Keep in mind that MongoDbFactory usually get's used through the getDb() method. However, there are features in MongoDB that need us to provide a getDb(String name). DBRefs (sth. like a foreign key in the relational world) can point to documents an entirely different database. So if you're doing the delegation either avoid using that feature (I think the DBRefs pointing to another DB are the only places calling getDb(name)) or explicitly handle it.

From a configuration point of view you could either simply override mongoDbFactory() entirely or simply not extend the base class at all and come up with your own Java based configuration.
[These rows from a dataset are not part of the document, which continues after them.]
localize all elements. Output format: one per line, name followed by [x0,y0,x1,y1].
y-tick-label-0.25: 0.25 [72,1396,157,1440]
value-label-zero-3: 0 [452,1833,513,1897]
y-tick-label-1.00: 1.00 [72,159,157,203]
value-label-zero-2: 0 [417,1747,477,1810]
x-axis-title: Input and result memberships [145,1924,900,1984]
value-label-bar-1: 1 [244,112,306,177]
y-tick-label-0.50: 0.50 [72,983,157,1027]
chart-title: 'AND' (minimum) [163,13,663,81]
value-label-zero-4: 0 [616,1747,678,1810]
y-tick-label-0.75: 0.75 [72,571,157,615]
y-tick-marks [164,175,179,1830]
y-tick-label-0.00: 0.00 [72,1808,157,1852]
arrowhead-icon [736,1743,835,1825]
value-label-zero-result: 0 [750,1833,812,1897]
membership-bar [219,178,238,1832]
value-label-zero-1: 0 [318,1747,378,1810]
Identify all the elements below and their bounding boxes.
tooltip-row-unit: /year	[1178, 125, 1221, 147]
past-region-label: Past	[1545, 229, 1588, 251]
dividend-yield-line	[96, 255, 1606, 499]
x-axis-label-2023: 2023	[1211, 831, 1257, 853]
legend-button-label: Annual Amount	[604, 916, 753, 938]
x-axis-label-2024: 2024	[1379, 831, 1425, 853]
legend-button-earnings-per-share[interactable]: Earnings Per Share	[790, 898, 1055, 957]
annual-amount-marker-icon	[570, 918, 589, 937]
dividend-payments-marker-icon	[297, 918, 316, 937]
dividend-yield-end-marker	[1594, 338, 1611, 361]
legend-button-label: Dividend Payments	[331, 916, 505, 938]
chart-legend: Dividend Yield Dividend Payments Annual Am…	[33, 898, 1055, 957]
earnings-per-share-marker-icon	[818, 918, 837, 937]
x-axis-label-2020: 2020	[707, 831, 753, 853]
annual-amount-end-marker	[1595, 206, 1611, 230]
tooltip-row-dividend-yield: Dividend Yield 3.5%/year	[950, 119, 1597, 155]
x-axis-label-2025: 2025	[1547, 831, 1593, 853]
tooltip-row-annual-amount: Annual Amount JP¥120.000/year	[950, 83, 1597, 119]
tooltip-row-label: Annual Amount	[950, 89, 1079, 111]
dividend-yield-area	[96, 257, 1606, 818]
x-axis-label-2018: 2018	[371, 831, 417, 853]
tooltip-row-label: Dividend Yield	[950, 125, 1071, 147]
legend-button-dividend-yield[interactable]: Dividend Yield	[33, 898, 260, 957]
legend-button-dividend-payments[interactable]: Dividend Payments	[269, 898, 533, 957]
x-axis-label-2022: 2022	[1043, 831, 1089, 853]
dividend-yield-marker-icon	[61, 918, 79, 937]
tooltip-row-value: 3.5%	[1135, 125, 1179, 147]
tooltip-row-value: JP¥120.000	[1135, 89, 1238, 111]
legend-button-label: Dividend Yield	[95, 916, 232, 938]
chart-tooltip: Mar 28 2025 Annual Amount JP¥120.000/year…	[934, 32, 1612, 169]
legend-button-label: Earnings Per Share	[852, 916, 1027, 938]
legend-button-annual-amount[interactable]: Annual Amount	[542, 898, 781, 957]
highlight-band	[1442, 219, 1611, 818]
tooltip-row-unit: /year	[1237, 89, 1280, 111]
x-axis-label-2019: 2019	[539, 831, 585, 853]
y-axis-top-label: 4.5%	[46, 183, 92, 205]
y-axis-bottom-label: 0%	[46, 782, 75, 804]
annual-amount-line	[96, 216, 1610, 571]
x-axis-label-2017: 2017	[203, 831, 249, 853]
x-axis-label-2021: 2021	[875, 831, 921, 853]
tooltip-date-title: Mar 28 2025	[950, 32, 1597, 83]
I used different DB using java Config, this is how i did it:

@Bean 
public MongoDbFactory mongoRestDbFactory() throws Exception { 
    MongoClientURI uri=new MongoClientURI(environment.getProperty("mongo.uri")); 
    return new SimpleMongoDbFactory(uri);
}

@Override
public String getDatabaseName() {
    return "rest";
}

@Override
public @Bean(name = "secondaryMongoTemplate") MongoTemplate mongoTemplate() throws Exception{ //hay que cambiar el nombre de los templates para que el contendor de beans sepa la diferencia  
    return new MongoTemplate(mongoRestDbFactory());    
}

And the other was like this:

@Bean 
public MongoDbFactory restDbFactory() throws Exception {
    MongoClientURI uri = new MongoClientURI(environment.getProperty("mongo.urirestaurants")); 
    return new SimpleMongoDbFactory(uri);
}

@Override
public String getDatabaseName() {
    return "rest";
}

@Override
public @Bean(name = "primaryMongoTemplate") MongoTemplate mongoTemplate() throws Exception{ 
    return new MongoTemplate(restDbFactory());    
}

So when i need to change my database i only select which Config to use

As far as I understand, you want more flexibility in changing the current db on the fly.

I've linked a project that implements multi tenancy in a simple way.

It could be used as a starting point for the application.

It implements SimpleMongoDbFactory and provide a custom getDB method to resolve the correct db to use in certain moment. It can be improved in many ways, for example, by retrieving the db details from a HttpSession from SpringSession object, which for instance could be cached by Redis .

To have different mongoTemplates using different dbs at the same time, maybe change the scope of your mongoDbFactory to session.